Arthur lleva a sus labios el vaso de whisky (nunca aceptaba simulacros, a la hora de rodar). Tiene la boca desecada por la alianza que su nerviosismo ha signado con los soles artificiales del estudio, y a pesar de la desazón que presumiblemente lo invade, paladea el espíritu con placer, como si bañara en él unos pensamientos sucios de resentimiento.

 

De pronto, vencido tal vez en el pulso con su querencia, ingiere sobre lo ya apurado un trago de circunstancias, aparatoso y rápido, que se enrosca por un segundo en su garganta como un erizo de fuego, forzándole a un segundo fallo interpretativo: ese rictus de atragantamiento que vuelve a deformarle la expresión, antes trágica, para rebajársela a grotesca.

 

Ben reprime la voz de “¡Corten!”. Piensa: “Si me has jodido la toma, me las pagarás. No se puede trabajar con borrachos”.

 

Un destello de mofa brilla fugazmente en la profundidad abisal de los ojos de Elizabeth. A la luz de ese faro se orientan todos sus rencores. Ben no se percata de ello, pero Arthur lo siente en sus carnes como quien recibe el impacto de un rayo.

 

***

 

Elizabeth
(Sale de su rictus meditativo y habla alto, como recién espabilada)
Quizás lo haya hecho por ti, Adam… Pero no en el sentido en que tú crees.

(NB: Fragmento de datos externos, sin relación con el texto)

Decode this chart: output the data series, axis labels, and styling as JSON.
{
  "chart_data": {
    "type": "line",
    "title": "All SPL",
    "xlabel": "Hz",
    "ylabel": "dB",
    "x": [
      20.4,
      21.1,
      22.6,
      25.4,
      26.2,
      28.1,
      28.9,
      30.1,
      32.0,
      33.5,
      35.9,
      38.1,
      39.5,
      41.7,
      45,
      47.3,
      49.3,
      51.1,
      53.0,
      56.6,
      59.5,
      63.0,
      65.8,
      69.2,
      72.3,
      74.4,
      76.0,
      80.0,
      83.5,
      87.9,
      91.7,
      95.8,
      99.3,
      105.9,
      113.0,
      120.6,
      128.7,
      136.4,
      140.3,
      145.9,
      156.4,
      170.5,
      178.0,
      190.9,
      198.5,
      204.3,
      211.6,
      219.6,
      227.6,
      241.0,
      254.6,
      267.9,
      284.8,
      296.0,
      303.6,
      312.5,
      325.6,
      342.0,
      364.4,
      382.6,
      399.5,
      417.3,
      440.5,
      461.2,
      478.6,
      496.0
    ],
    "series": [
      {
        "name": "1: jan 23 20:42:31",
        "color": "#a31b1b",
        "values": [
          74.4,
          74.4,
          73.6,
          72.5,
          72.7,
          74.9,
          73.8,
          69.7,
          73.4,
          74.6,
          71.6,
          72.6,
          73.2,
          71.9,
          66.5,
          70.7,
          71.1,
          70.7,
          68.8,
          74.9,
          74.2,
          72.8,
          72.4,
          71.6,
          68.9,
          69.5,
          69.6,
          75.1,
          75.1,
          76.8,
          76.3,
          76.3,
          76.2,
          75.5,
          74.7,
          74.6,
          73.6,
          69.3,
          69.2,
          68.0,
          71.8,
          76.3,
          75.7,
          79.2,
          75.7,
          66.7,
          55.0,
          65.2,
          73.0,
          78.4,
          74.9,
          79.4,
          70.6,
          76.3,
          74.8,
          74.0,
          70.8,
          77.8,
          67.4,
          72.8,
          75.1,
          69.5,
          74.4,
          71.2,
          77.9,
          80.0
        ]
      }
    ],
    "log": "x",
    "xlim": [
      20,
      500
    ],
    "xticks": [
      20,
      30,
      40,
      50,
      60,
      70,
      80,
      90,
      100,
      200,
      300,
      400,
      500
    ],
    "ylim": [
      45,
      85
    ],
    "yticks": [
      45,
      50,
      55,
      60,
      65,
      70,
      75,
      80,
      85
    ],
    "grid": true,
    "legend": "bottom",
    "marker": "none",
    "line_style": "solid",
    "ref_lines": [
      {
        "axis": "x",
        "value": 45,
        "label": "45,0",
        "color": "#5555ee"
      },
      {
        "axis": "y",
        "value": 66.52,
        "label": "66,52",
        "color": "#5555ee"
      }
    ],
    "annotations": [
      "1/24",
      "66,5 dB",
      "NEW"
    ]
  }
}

Era muy importante ese viaje, cierto, pero hoy ya no lo es tanto. Ni siquiera un poco.

 

Adam
¿Qué piensas hacer ahora?

 

Elizabeth
Hay un pequeño pueblo en Kansas, rodeado de inmensas llanuras, con una estación de tren en donde juegan los niños al atardecer y una madre que vive sola esperando a su hija. A la muchacha de largos tirabuzones que un día tomó un tren hacia Nueva York sin más equipaje que su ingenuidad y unas ganas tremendas de vivir. Volveré.

 

Adam
¿Cuánto tiempo hace de eso, Elizabeth?

 

Elizabeth
Veinte años ya.

“Y alguno más”, piensa para sí Arthur, que empieza a estar incómodo en su papel.

 

Adam
¿Cómo pude tardar tanto en conocerte?

 

Cruzan sus miradas sobre la mesa. Vistos desde la lejanía, un velo de tristeza les empaña los ojos… Falsa percepción, porque están volviendo en sí; retomando la propia vida, los mismos relatos de ese antaño que todavía está a la vuelta de la esquina. Hay un brillo amenazante creciendo a modo de ascua inquieta en las pupilas de ambos ¿Es tristeza, dolor, odio tal vez? El hielo de la ficción se derrite.

 

Elizabeth
Nueva York es enorme. Pudimos no habernos conocido nunca.

 

Adam
Elizabeth… ¿Qué ha pasado entre nosotros?

 

Así lanzada contra la penumbra del salón, la pregunta parece ocultar el arcano de un saber universal; la panacea para alzar a los ídolos derribados desde su ruina presente, desde la miseria de los recuerdos enconados o la porfía que niega la razón ajena.